Молоды были все! Но революция распахнула перед молодостью страны окна в широкий мир, и все мы чуть ли не детьми вступили во взрослую жизнь.
Вот почему к «Златым горам» мы все, несмотря на нашу молодость, пришли достаточно созревшими.
Однако молодость есть молодость! И ранняя зрелость наша не мешала молодому озорству, с каким мы принялись за не разведанное нами еще дело звукового кино.

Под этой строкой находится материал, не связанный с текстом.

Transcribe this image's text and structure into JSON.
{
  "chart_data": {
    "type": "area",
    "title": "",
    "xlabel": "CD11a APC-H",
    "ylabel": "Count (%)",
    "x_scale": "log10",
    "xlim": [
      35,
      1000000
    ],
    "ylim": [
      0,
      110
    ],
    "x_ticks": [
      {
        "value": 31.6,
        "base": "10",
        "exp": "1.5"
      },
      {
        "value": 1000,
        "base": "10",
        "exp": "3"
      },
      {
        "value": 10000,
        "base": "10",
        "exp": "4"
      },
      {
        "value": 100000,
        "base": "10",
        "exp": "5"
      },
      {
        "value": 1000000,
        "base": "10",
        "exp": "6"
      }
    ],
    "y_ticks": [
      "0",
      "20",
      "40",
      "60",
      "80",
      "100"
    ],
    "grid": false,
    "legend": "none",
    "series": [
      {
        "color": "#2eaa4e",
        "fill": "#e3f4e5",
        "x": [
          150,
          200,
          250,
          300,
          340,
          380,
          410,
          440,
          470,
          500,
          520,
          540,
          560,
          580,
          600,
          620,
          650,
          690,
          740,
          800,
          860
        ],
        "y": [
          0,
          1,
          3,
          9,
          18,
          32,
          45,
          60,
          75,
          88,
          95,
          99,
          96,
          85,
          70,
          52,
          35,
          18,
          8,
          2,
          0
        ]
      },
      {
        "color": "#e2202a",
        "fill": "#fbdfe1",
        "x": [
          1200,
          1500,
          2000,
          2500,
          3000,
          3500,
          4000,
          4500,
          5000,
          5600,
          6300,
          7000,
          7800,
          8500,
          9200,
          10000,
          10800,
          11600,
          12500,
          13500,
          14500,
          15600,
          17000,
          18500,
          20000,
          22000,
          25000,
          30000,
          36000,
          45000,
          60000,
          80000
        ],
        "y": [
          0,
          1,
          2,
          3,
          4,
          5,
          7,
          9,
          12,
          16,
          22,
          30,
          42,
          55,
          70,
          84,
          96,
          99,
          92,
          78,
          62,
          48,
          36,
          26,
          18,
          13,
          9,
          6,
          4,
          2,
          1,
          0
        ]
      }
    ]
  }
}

Итак, встреча с Юткевичем, только что окончившим немой фильм «Счастливая улица», снятый им по сценарию А. Михайловского и В. Недоброво, и наше решение на базе немого фильма создать звуковые «Златые горы». ‹…›
…Какими же путями превратить немой фильм «Счастливая улица» в фильм звуковой? Вот задача, которую нам предстояло решить. Как это ни странно покажется нынче, решали мы ее полемически. Детство звукового кино протекало по двум основным направлениям. Первое было обусловлено даже специальной заявкой, которую подписали С. Эйзенштейн, В. Пудовкин и Г. Александров. Заявка эта, в сущности, защищала достижения пластического языка немого кино, и звук ее авторам представлялся лишь элементом, которым можно было обогатить действительно огромные достижения немой кинематографии. Звук, по мысли авторов декларации, не должен был быть синхронен, то есть однозначен смыслу происходящего на экране. Музыка, шумы, а иногда и слово (вторжения его на экран авторы более всего опасались!) должны были воссоздавать как бы второй смысловой ряд фильма.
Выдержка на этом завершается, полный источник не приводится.